Nel settembre del 2020 la Corte Suprema di Madrid aveva già condannato Glovo, giudicando un suo dipendente un “falso autonomo” e affermando in generale che le imprese del settore «non sono semplici intermediarie» tra i clienti e i fattorini, bensì piattaforme che «svolgono un lavoro di coordinamento e organizzazione del servizio».
Basandosi su quest’ultimo caso una giudice ha accettato i risultati dell’indagine realizzata nel 2018 dall’Ispettorato del Lavoro di Barcellona avviata dopo la presentazione di una denuncia, nel 2017, da parte dell’organizzazione RidersXDerechos e dal sindacato di base Intersindical Alternativa de Catalunya. Per il magistrato esiste una relazione di lavoro dipendente tra l’azienda e i corrieri che hanno quindi diritto al pagamento della Previdenza Sociale. Condannata al pagamento di 1,3 milioni di euro di contributi non versati, Deliveroo sostiene che i riders siano dei lavoratori autonomi in quanto operanti con mezzi propri (bicicletta o motorino e telefono cellulare) non forniti dall’impresa ed estranei all’organizzazione del lavoro dell’azienda; se non fossero collegati all’applicazione di Deliveroo, si difende l’impresa, i “repartidores” non potrebbero contare su un numero così consistente di consegne per le quali, come è noto, vengono retribuiti a cottimo.

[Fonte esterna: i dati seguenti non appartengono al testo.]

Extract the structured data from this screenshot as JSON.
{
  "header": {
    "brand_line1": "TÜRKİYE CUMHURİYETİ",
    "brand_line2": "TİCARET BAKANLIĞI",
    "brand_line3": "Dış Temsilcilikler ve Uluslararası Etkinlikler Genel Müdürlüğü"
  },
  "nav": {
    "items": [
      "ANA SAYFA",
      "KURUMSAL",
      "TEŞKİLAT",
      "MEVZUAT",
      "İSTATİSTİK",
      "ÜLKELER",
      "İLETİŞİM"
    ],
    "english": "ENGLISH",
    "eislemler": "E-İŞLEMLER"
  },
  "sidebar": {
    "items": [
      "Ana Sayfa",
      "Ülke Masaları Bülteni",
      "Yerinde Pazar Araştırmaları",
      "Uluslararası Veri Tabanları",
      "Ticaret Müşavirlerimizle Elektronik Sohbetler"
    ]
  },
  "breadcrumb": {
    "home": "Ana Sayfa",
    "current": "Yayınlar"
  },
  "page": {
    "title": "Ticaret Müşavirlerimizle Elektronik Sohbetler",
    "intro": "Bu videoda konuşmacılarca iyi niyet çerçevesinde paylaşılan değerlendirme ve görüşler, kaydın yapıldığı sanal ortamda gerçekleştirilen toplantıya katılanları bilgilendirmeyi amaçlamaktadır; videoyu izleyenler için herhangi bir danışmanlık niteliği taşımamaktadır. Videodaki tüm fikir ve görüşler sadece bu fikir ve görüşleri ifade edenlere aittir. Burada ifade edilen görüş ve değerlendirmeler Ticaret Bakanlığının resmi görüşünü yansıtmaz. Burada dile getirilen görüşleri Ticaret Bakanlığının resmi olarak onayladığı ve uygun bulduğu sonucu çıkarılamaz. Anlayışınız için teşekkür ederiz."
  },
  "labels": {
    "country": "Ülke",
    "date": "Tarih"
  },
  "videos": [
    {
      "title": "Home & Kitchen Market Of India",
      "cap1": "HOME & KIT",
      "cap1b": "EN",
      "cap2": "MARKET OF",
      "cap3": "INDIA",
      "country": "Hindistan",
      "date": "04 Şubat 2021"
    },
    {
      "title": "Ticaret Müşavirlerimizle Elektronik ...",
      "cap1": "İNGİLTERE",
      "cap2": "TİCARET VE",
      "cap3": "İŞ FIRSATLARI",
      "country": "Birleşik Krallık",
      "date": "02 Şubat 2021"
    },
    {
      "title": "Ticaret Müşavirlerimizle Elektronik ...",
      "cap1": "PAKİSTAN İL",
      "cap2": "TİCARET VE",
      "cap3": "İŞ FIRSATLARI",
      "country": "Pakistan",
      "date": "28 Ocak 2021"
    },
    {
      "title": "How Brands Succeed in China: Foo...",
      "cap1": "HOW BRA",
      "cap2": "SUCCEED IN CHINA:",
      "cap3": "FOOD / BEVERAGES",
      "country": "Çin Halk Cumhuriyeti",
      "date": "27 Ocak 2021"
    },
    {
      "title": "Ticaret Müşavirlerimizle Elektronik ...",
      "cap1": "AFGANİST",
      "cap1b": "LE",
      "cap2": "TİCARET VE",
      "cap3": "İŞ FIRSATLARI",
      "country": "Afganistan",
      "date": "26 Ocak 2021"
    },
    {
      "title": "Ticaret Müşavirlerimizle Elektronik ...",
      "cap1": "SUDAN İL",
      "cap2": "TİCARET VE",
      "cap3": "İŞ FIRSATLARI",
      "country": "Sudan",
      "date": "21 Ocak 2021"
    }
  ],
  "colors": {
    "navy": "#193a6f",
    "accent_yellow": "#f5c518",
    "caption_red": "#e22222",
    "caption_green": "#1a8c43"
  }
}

Ma «Se Roofoods Spain SL (proprietaria dell’app Deliveroo in Spagna) non operasse per mezzo dei cosiddetti “riders” dovrebbe assumere dei fattorini; quindi senza fattorini l’attività esercitata da Roofoods Spain SL non potrebbe svolgersi» spiega il magistrato nella sentenza di 69 pagine. Per la giudice la pretesa libertà di cui godrebbero i fattorini è in realtà assai limitata: il lavoratore non può rifiutarsi di eseguire una consegna visto che il rapporto con Deliveroo non gli garantisce un compenso fisso e lo espone alla risoluzione del contratto. Attraverso la piattaforma digitale, l’impresa monitora l’attività dei fattorini, il loro grado di affidabilità e i tempi di risposta alle chiamate e di consegna degli ordini. In caso di standard giudicati troppo bassi, il lavoratore può essere licenziato semplicemente attraverso la sua rimozione dalla app. La consegna ai clienti che si rivolgono all’applicazione informatica, chiarisce la giudice, «può essere realizzata solo attraverso l’incardinamento dei riders nell’organizzazione o nella struttura propria» di Deliveroo che è poi il soggetto che stabilisce accordi e contratti con i ristoranti dai quali provengono le pietanze distribuite.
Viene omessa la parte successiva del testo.